Executor#

Execute a function on SLURM with an concurrent.futures.Executor implementation called SlurmRestExecutor

from pyslurmutils.concurrent.futures import SlurmRestExecutor

with SlurmRestExecutor(
    url=url,                               # SLURM REST URL
    user_name=user_name,                   # SLURM user name
    token=token,                           # SLURM access token
    log_directory="/path/to/log",          # for log files
    data_directory="/path/to/data",        # TCP communication when not provided
    pre_script="module load ewoks",        # load environment
    parameters={"time_limit": "02:00:00"}  # SLURM job parameters
    python_cmd="python",                   # python command (python3 by default)
) as executor:
    future = executor.submit(sum, [1, 1])
    assert future.result() == 2

The python environment can be selected with the pre_script argument. Since pyslurmutils only relies on python builtins on the SLURM side, no specific libraries are required. When data_directory is not provided, the SLURM job connects to a TCP port opened locally before submitting the job.

Warning

The function is pickled locally and unpickled by the SLURM job which means it needs to have access to the module it is defined in. When the function is defined locally in a script, the source code is send instead of pickling. Even so, everything used in the function needs to exist remotely.

Multiple tasks per job#

By default every time you submit a task, a SLURM job is scheduled. To allow SLURM jobs to execute more that one task, use the max_tasks_per_worker argument. In addition, when more that one task is executed in one SLURM job, you may want to initialize the SLURM job when it starts.

For example run two tasks per SLURM job and initialize a global variable

import os
import socket

def initializer():
    global GLOBAL_VAR
    GLOBAL_VAR = 0

def job():
    global GLOBAL_VAR
    GLOBAL_VAR += 1
    host = socket.gethostname()
    pid = os.getpid()
    ncpus = len(os.sched_getaffinity(pid))
    return f"{host=}, {pid=}, {ncpus=}, {GLOBAL_VAR=}"

if __name__ == "__main__":
    from concurrent.futures import as_completed

    with SlurmRestExecutor(
        url=url,
        token=token,
        user_name=user_name,
        max_tasks_per_worker=2,
        initializer=initializer,
        log_directory=log_directory,
    ) as executor:
        futures = [executor.submit(job) for _ in range(16)]
        for future in as_completed(futures):
            print(future.result())

Warning

Note the __name__ statement.

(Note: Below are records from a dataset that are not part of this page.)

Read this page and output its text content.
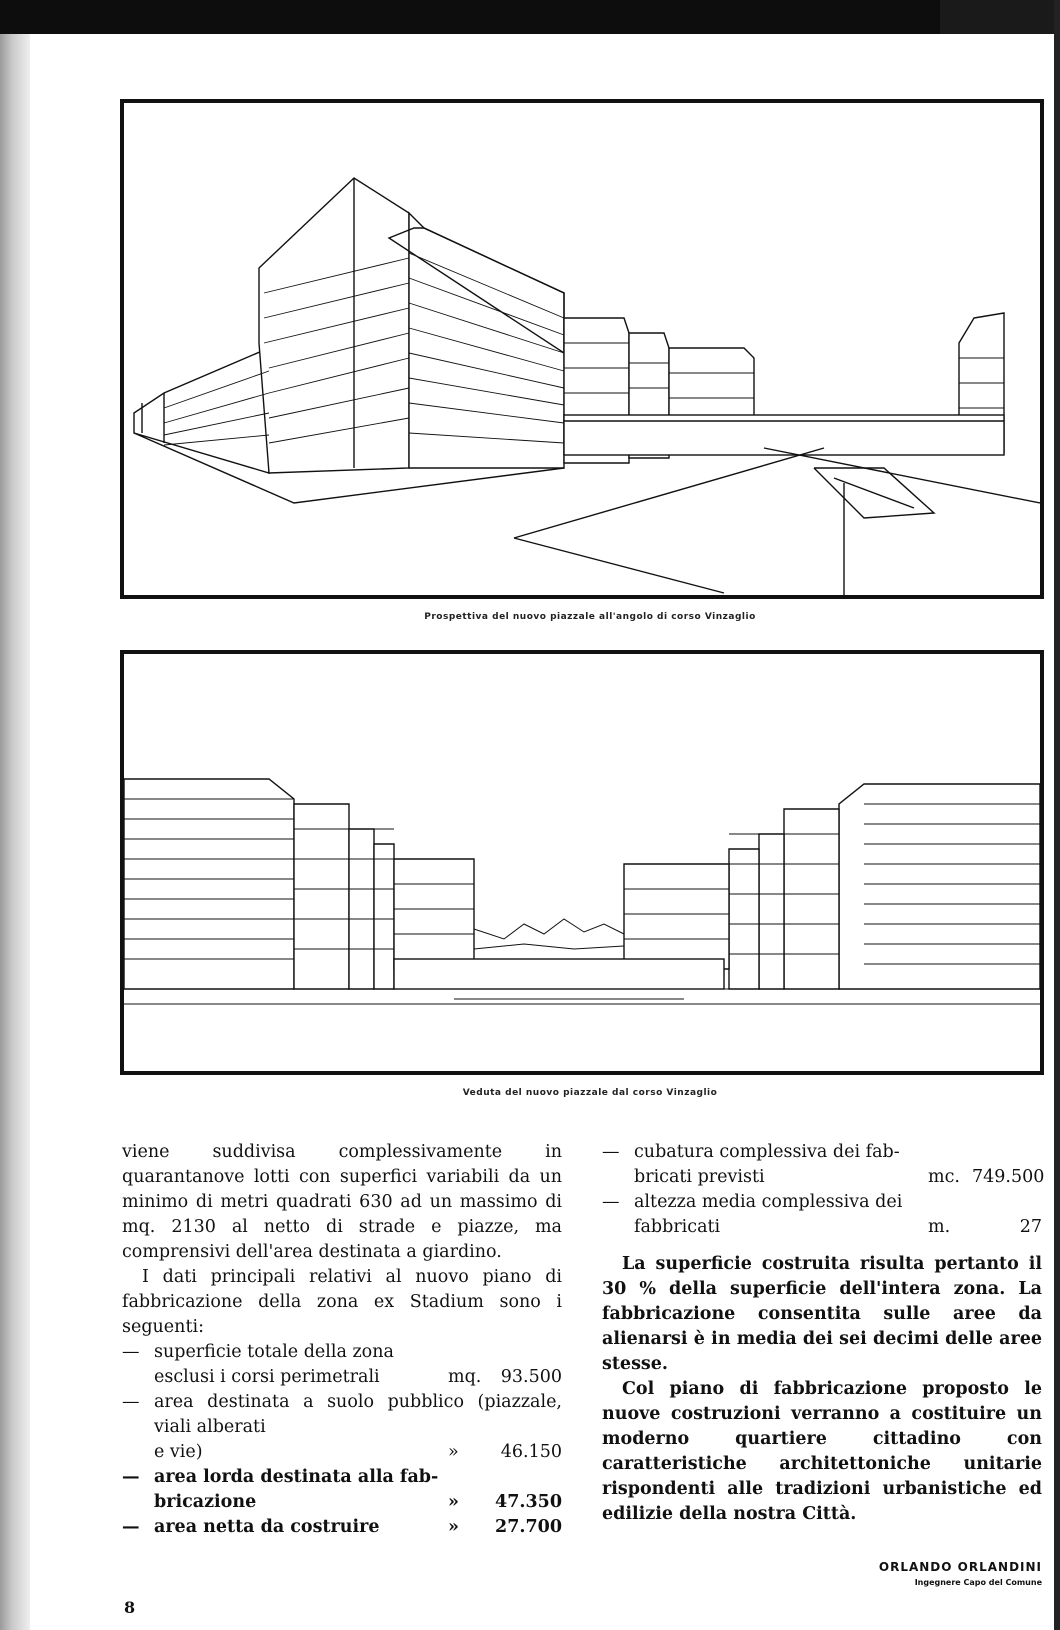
Prospettiva del nuovo piazzale all'angolo di corso Vinzaglio
Veduta del nuovo piazzale dal corso Vinzaglio

viene suddivisa complessivamente in quarantanove lotti con superfici variabili da un minimo di metri quadrati 630 ad un massimo di mq. 2130 al netto di strade e piazze, ma comprensivi dell'area destinata a giardino.

I dati principali relativi al nuovo piano di fabbricazione della zona ex Stadium sono i seguenti:

— superficie totale della zona
esclusi i corsi perimetrali	mq.	93.500
— area destinata a suolo pubblico (piazzale, viali alberati
e vie)	»	46.150
— area lorda destinata alla fab-
bricazione	»	47.350
— area netta da costruire	»	27.700
— cubatura complessiva dei fab-
bricati previsti	mc. 749.500
— altezza media complessiva dei
fabbricati	m.	27

La superficie costruita risulta pertanto il 30 % della superficie dell'intera zona. La fabbricazione consentita sulle aree da alienarsi è in media dei sei decimi delle aree stesse.

Col piano di fabbricazione proposto le nuove costruzioni verranno a costituire un moderno quartiere cittadino con caratteristiche architettoniche unitarie rispondenti alle tradizioni urbanistiche ed edilizie della nostra Città.

ORLANDO ORLANDINI
Ingegnere Capo del Comune
8
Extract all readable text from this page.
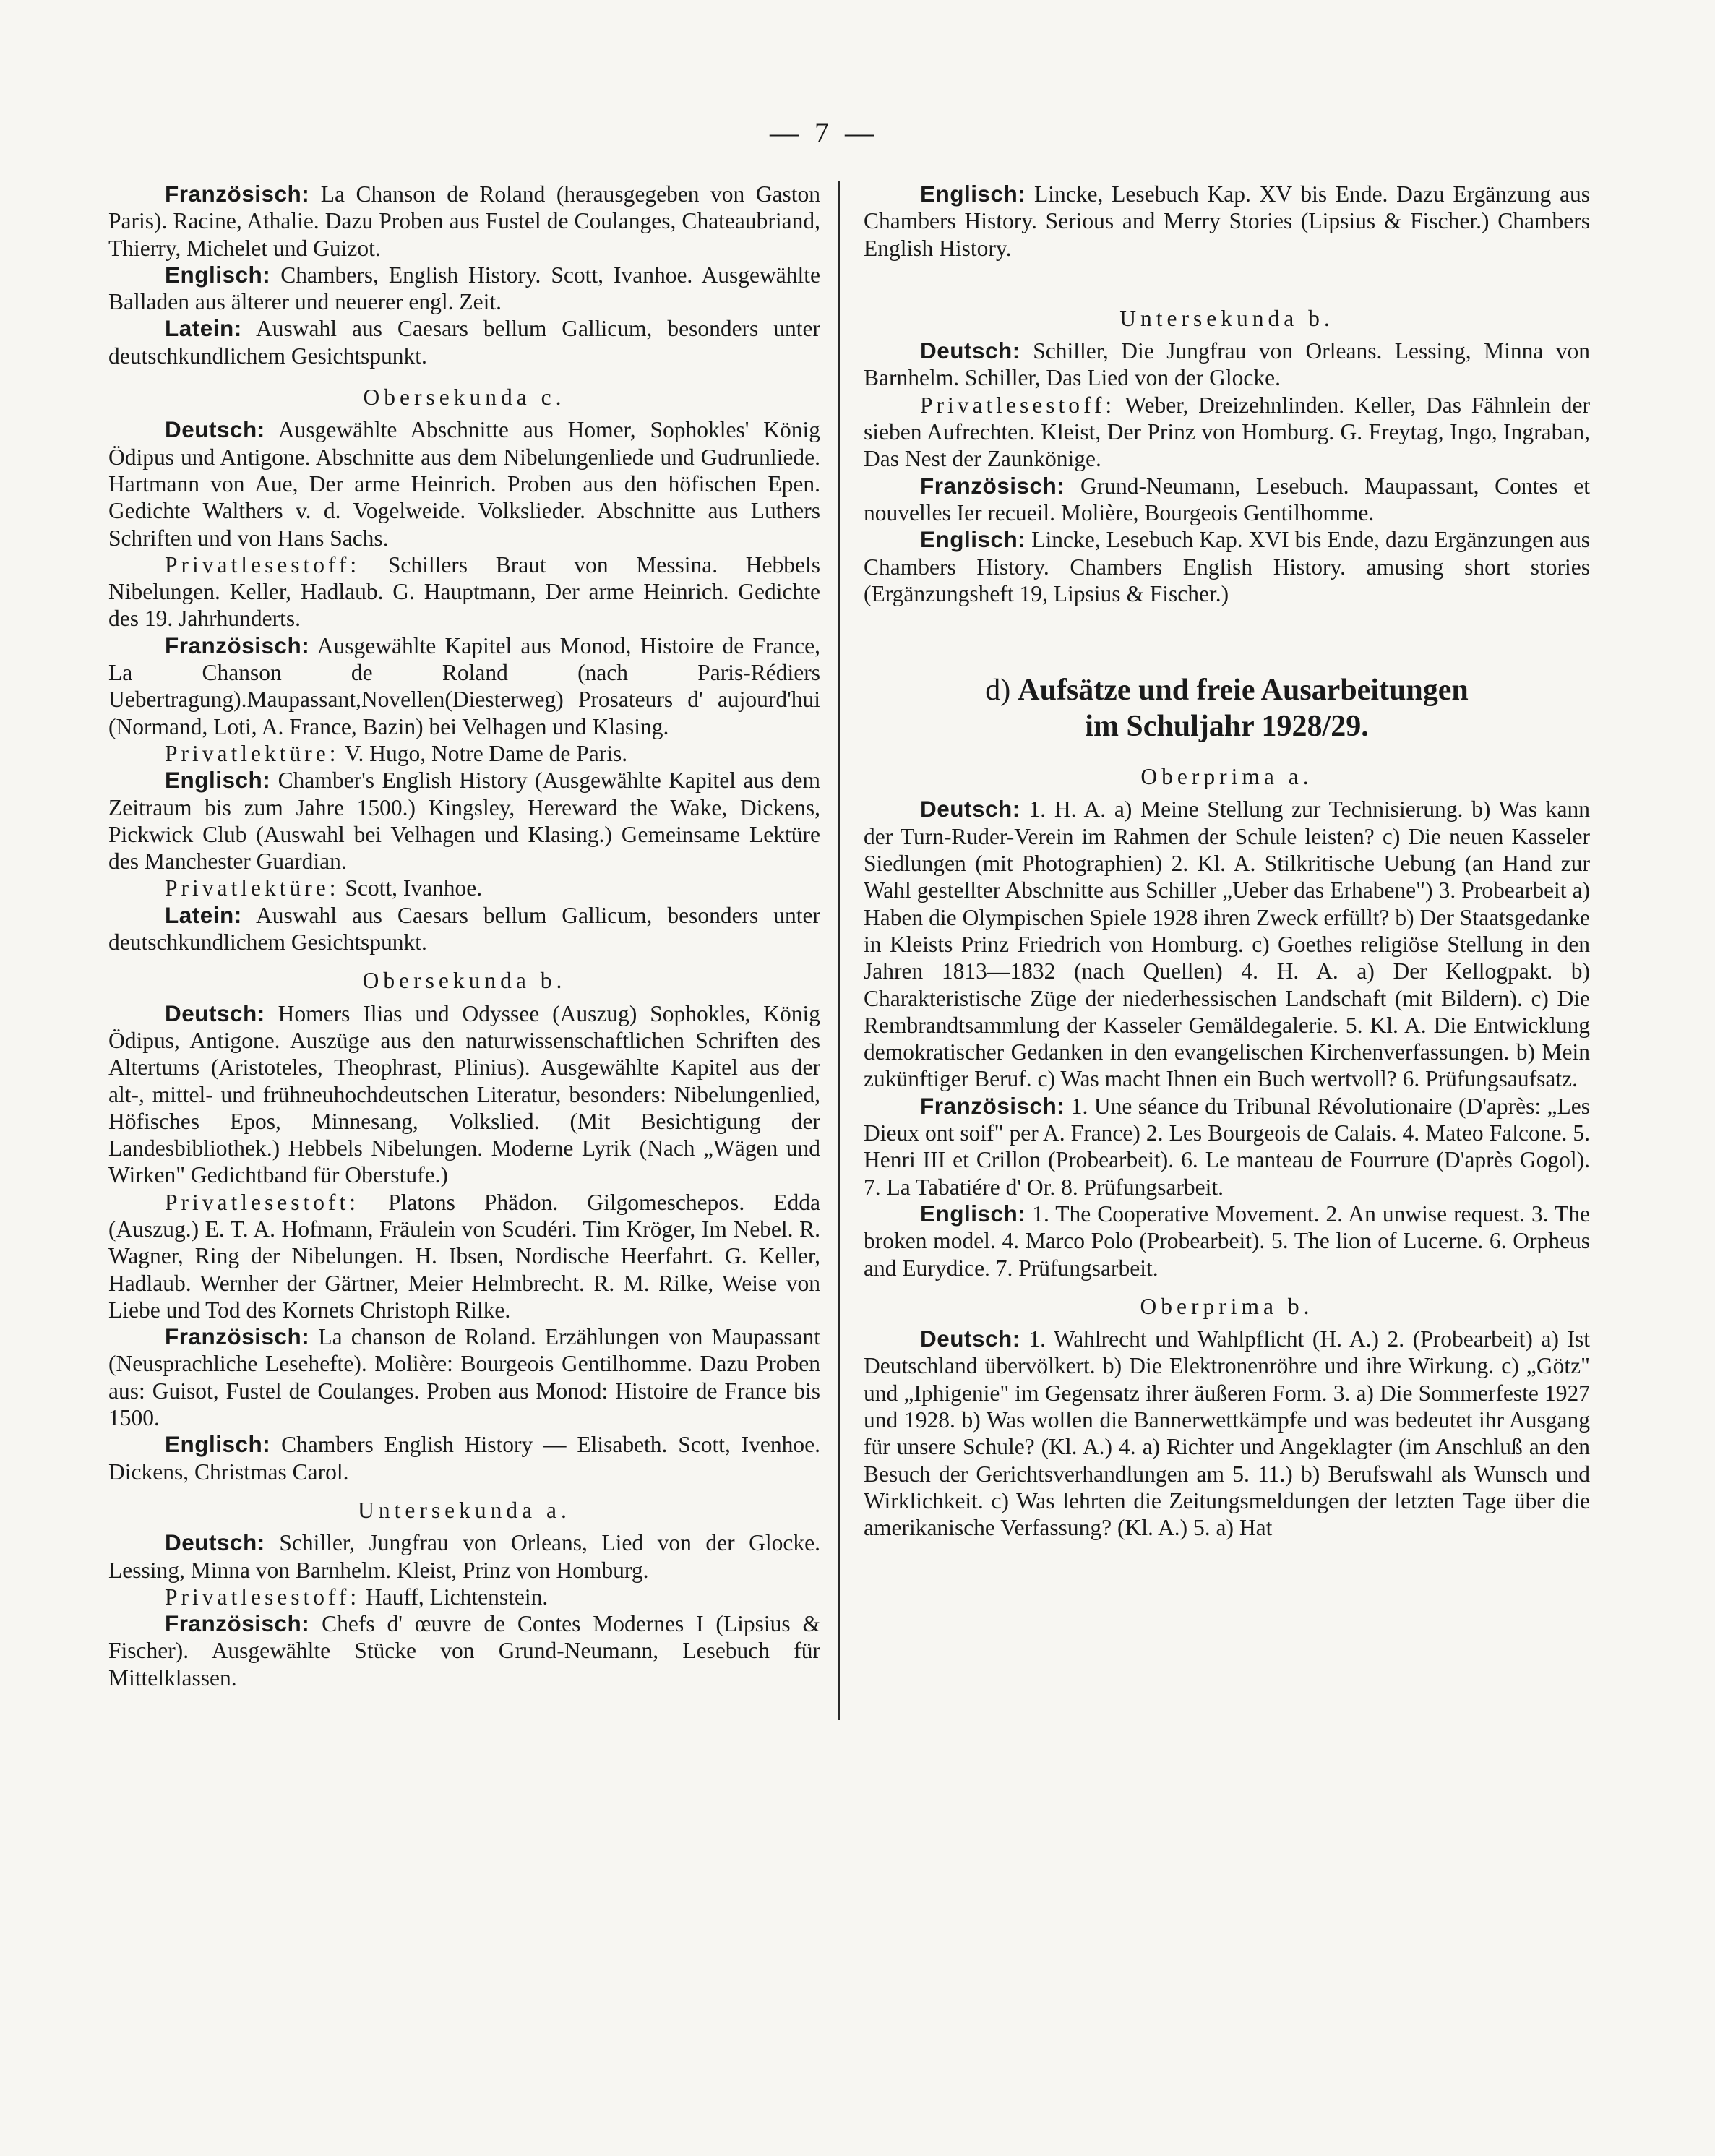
— 7 —

Französisch: La Chanson de Roland (herausgegeben von Gaston Paris). Racine, Athalie. Dazu Proben aus Fustel de Coulanges, Chateaubriand, Thierry, Michelet und Guizot.

Englisch: Chambers, English History. Scott, Ivanhoe. Ausgewählte Balladen aus älterer und neuerer engl. Zeit.

Latein: Auswahl aus Caesars bellum Gallicum, besonders unter deutschkundlichem Gesichtspunkt.

Obersekunda c.

Deutsch: Ausgewählte Abschnitte aus Homer, Sophokles' König Ödipus und Antigone. Abschnitte aus dem Nibelungenliede und Gudrunliede. Hartmann von Aue, Der arme Heinrich. Proben aus den höfischen Epen. Gedichte Walthers v. d. Vogelweide. Volkslieder. Abschnitte aus Luthers Schriften und von Hans Sachs.

Privatlesestoff: Schillers Braut von Messina. Hebbels Nibelungen. Keller, Hadlaub. G. Hauptmann, Der arme Heinrich. Gedichte des 19. Jahrhunderts.

Französisch: Ausgewählte Kapitel aus Monod, Histoire de France, La Chanson de Roland (nach Paris-Rédiers Uebertragung).Maupassant,Novellen(Diesterweg) Prosateurs d' aujourd'hui (Normand, Loti, A. France, Bazin) bei Velhagen und Klasing.

Privatlektüre: V. Hugo, Notre Dame de Paris.

Englisch: Chamber's English History (Ausgewählte Kapitel aus dem Zeitraum bis zum Jahre 1500.) Kingsley, Hereward the Wake, Dickens, Pickwick Club (Auswahl bei Velhagen und Klasing.) Gemeinsame Lektüre des Manchester Guardian.

Privatlektüre: Scott, Ivanhoe.

Latein: Auswahl aus Caesars bellum Gallicum, besonders unter deutschkundlichem Gesichtspunkt.

Obersekunda b.

Deutsch: Homers Ilias und Odyssee (Auszug) Sophokles, König Ödipus, Antigone. Auszüge aus den naturwissenschaftlichen Schriften des Altertums (Aristoteles, Theophrast, Plinius). Ausgewählte Kapitel aus der alt-, mittel- und frühneuhochdeutschen Literatur, besonders: Nibelungenlied, Höfisches Epos, Minnesang, Volkslied. (Mit Besichtigung der Landesbibliothek.) Hebbels Nibelungen. Moderne Lyrik (Nach „Wägen und Wirken" Gedichtband für Oberstufe.)

Privatlesestoft: Platons Phädon. Gilgomeschepos. Edda (Auszug.) E. T. A. Hofmann, Fräulein von Scudéri. Tim Kröger, Im Nebel. R. Wagner, Ring der Nibelungen. H. Ibsen, Nordische Heerfahrt. G. Keller, Hadlaub. Wernher der Gärtner, Meier Helmbrecht. R. M. Rilke, Weise von Liebe und Tod des Kornets Christoph Rilke.

Französisch: La chanson de Roland. Erzählungen von Maupassant (Neusprachliche Lesehefte). Molière: Bourgeois Gentilhomme. Dazu Proben aus: Guisot, Fustel de Coulanges. Proben aus Monod: Histoire de France bis 1500.

Englisch: Chambers English History — Elisabeth. Scott, Ivenhoe. Dickens, Christmas Carol.

Untersekunda a.

Deutsch: Schiller, Jungfrau von Orleans, Lied von der Glocke. Lessing, Minna von Barnhelm. Kleist, Prinz von Homburg.

Privatlesestoff: Hauff, Lichtenstein.

Französisch: Chefs d' œuvre de Contes Modernes I (Lipsius & Fischer). Ausgewählte Stücke von Grund-Neumann, Lesebuch für Mittelklassen.

Englisch: Lincke, Lesebuch Kap. XV bis Ende. Dazu Ergänzung aus Chambers History. Serious and Merry Stories (Lipsius & Fischer.) Chambers English History.

Untersekunda b.

Deutsch: Schiller, Die Jungfrau von Orleans. Lessing, Minna von Barnhelm. Schiller, Das Lied von der Glocke.

Privatlesestoff: Weber, Dreizehnlinden. Keller, Das Fähnlein der sieben Aufrechten. Kleist, Der Prinz von Homburg. G. Freytag, Ingo, Ingraban, Das Nest der Zaunkönige.

Französisch: Grund-Neumann, Lesebuch. Maupassant, Contes et nouvelles Ier recueil. Molière, Bourgeois Gentilhomme.

Englisch: Lincke, Lesebuch Kap. XVI bis Ende, dazu Ergänzungen aus Chambers History. Chambers English History. amusing short stories (Ergänzungsheft 19, Lipsius & Fischer.)

d) Aufsätze und freie Ausarbeitungen
im Schuljahr 1928/29.

Oberprima a.

Deutsch: 1. H. A. a) Meine Stellung zur Technisierung. b) Was kann der Turn-Ruder-Verein im Rahmen der Schule leisten? c) Die neuen Kasseler Siedlungen (mit Photographien) 2. Kl. A. Stilkritische Uebung (an Hand zur Wahl gestellter Abschnitte aus Schiller „Ueber das Erhabene") 3. Probearbeit a) Haben die Olympischen Spiele 1928 ihren Zweck erfüllt? b) Der Staatsgedanke in Kleists Prinz Friedrich von Homburg. c) Goethes religiöse Stellung in den Jahren 1813—1832 (nach Quellen) 4. H. A. a) Der Kellogpakt. b) Charakteristische Züge der niederhessischen Landschaft (mit Bildern). c) Die Rembrandtsammlung der Kasseler Gemäldegalerie. 5. Kl. A. Die Entwicklung demokratischer Gedanken in den evangelischen Kirchenverfassungen. b) Mein zukünftiger Beruf. c) Was macht Ihnen ein Buch wertvoll? 6. Prüfungsaufsatz.

Französisch: 1. Une séance du Tribunal Révolutionaire (D'après: „Les Dieux ont soif" per A. France) 2. Les Bourgeois de Calais. 4. Mateo Falcone. 5. Henri III et Crillon (Probearbeit). 6. Le manteau de Fourrure (D'après Gogol). 7. La Tabatiére d' Or. 8. Prüfungsarbeit.

Englisch: 1. The Cooperative Movement. 2. An unwise request. 3. The broken model. 4. Marco Polo (Probearbeit). 5. The lion of Lucerne. 6. Orpheus and Eurydice. 7. Prüfungsarbeit.

Oberprima b.

Deutsch: 1. Wahlrecht und Wahlpflicht (H. A.) 2. (Probearbeit) a) Ist Deutschland übervölkert. b) Die Elektronenröhre und ihre Wirkung. c) „Götz" und „Iphigenie" im Gegensatz ihrer äußeren Form. 3. a) Die Sommerfeste 1927 und 1928. b) Was wollen die Bannerwettkämpfe und was bedeutet ihr Ausgang für unsere Schule? (Kl. A.) 4. a) Richter und Angeklagter (im Anschluß an den Besuch der Gerichtsverhandlungen am 5. 11.) b) Berufswahl als Wunsch und Wirklichkeit. c) Was lehrten die Zeitungsmeldungen der letzten Tage über die amerikanische Verfassung? (Kl. A.) 5. a) Hat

When not provided it gets executed by the SLURM job since this is a local script, in which case the source code is send and execution by the SLURM job.

Keep SLURM jobs alive#

Keep SLURM jobs alive within the executor context

with SlurmRestExecutor(
    url=url,
    token=token,
    user_name=user_name,
    max_workers=4,
    lazy_scheduling=False,
    initializer=initializer,
    log_directory=log_directory,
) as executor:
    futures = [executor.submit(job) for _ in range(16)]
    for future in as_completed(futures):
        print(future.result())

This starts four SLURM jobs when entering the context and restarts them when they go down due to max_tasks_per_worker or a failure.